Another regional politician who has often embraced a pro-Russian agenda is former Slovak Prime Minister Robert Fico, who also opposed sanctions on Moscow after Crimea was annexed in 2014.
It’s not just the political elites. A survey published late last month by pollster Focus found that 44% of Slovaks believed the US and NATO were responsible for rising tensions in Ukraine, and only 34% believed Russia. was to blame. However, the results differed massively across age groups, with more Slovaks aged 25-34 blaming Russia than NATO and the US, while those aged 65 and over were less likely to hold the line. Responsible Russia.
The invasion of Ukraine could change your mind
Analysts say it could now be much more difficult for pro-Russian politicians in Central and Eastern Europe to maintain their position. “I expect some of them to double their positions, but some will change their minds,” said Turcsányi, from the Palacky University of Olomouc.
On February 24, just hours after Russia launched its full-scale invasion of Ukraine, Czech President Zeman called Russia’s actions an “unprovoked act of aggression” and a “crime against peace”, and demanded not just words but deeds from the Czech government.
He also admitted that he was wrong about Moscow. “A few days ago I said that the Russians weren’t crazy and that they wouldn’t attack Ukraine. I admit I was wrong.

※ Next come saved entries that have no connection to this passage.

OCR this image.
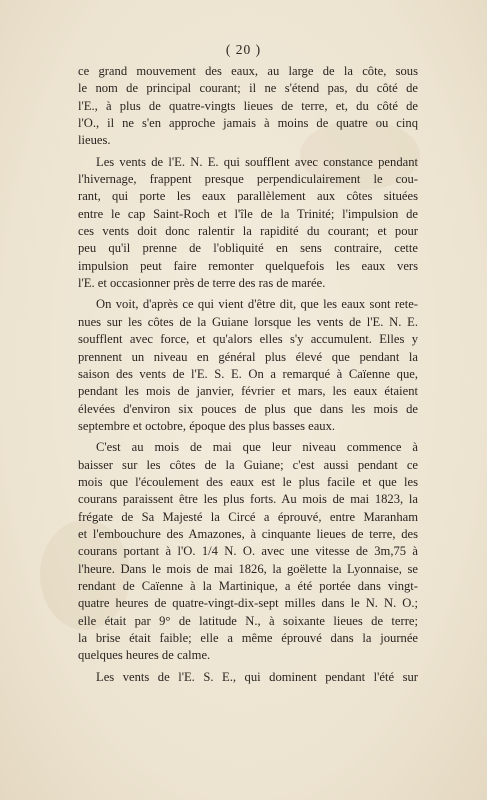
( 20 )
ce grand mouvement des eaux, au large de la côte, sous
le nom de principal courant; il ne s'étend pas, du côté de
l'E., à plus de quatre-vingts lieues de terre, et, du côté de
l'O., il ne s'en approche jamais à moins de quatre ou cinq
lieues.
Les vents de l'E. N. E. qui soufflent avec constance pendant
l'hivernage, frappent presque perpendiculairement le cou-
rant, qui porte les eaux parallèlement aux côtes situées
entre le cap Saint-Roch et l'île de la Trinité; l'impulsion de
ces vents doit donc ralentir la rapidité du courant; et pour
peu qu'il prenne de l'obliquité en sens contraire, cette
impulsion peut faire remonter quelquefois les eaux vers
l'E. et occasionner près de terre des ras de marée.
On voit, d'après ce qui vient d'être dit, que les eaux sont rete-
nues sur les côtes de la Guiane lorsque les vents de l'E. N. E.
soufflent avec force, et qu'alors elles s'y accumulent. Elles y
prennent un niveau en général plus élevé que pendant la
saison des vents de l'E. S. E. On a remarqué à Caïenne que,
pendant les mois de janvier, février et mars, les eaux étaient
élevées d'environ six pouces de plus que dans les mois de
septembre et octobre, époque des plus basses eaux.
C'est au mois de mai que leur niveau commence à
baisser sur les côtes de la Guiane; c'est aussi pendant ce
mois que l'écoulement des eaux est le plus facile et que les
courans paraissent être les plus forts. Au mois de mai 1823, la
frégate de Sa Majesté la Circé a éprouvé, entre Maranham
et l'embouchure des Amazones, à cinquante lieues de terre, des
courans portant à l'O. 1/4 N. O. avec une vitesse de 3m,75 à
l'heure. Dans le mois de mai 1826, la goëlette la Lyonnaise, se
rendant de Caïenne à la Martinique, a été portée dans vingt-
quatre heures de quatre-vingt-dix-sept milles dans le N. N. O.;
elle était par 9° de latitude N., à soixante lieues de terre;
la brise était faible; elle a même éprouvé dans la journée
quelques heures de calme.
Les vents de l'E. S. E., qui dominent pendant l'été sur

“The irrational decision of the leadership of the Russian Federation will cause significant damage to the Russian state itself,” he said.
More surprisingly, Hungarian Prime Minister Orban was quick to condemn Moscow.
“Russia attacked Ukraine this morning with military force,” Orban said in a video on Facebook last Thursday. “Together with our allies in the European Union and NATO, we condemn Russia’s military action.”
Orban’s Foreign Minister Peter Szijijarto added that “Hungary’s position is clear: we support Ukraine, we support the territorial integrity and sovereignty of Ukraine.”
The governments of almost all Central and Eastern European states, including Bulgaria and Romania, have now explicitly condemned Putin’s invasion. Even Aleksandar Vucic, the Serbian president, a very close partner of Moscow, called Russia’s violation of Ukraine’s territorial integrity “very reprehensible”, although Belgrade opposes sanctions against Moscow.
“It’s from here that a more united voice can emerge across Central and Eastern Europe,” Curran said.
“This voice, now in unison, will surely be heard throughout Western Europe. In my view, these voices should not go back in time to rejoice at previous warnings, but rather look to the next important steps.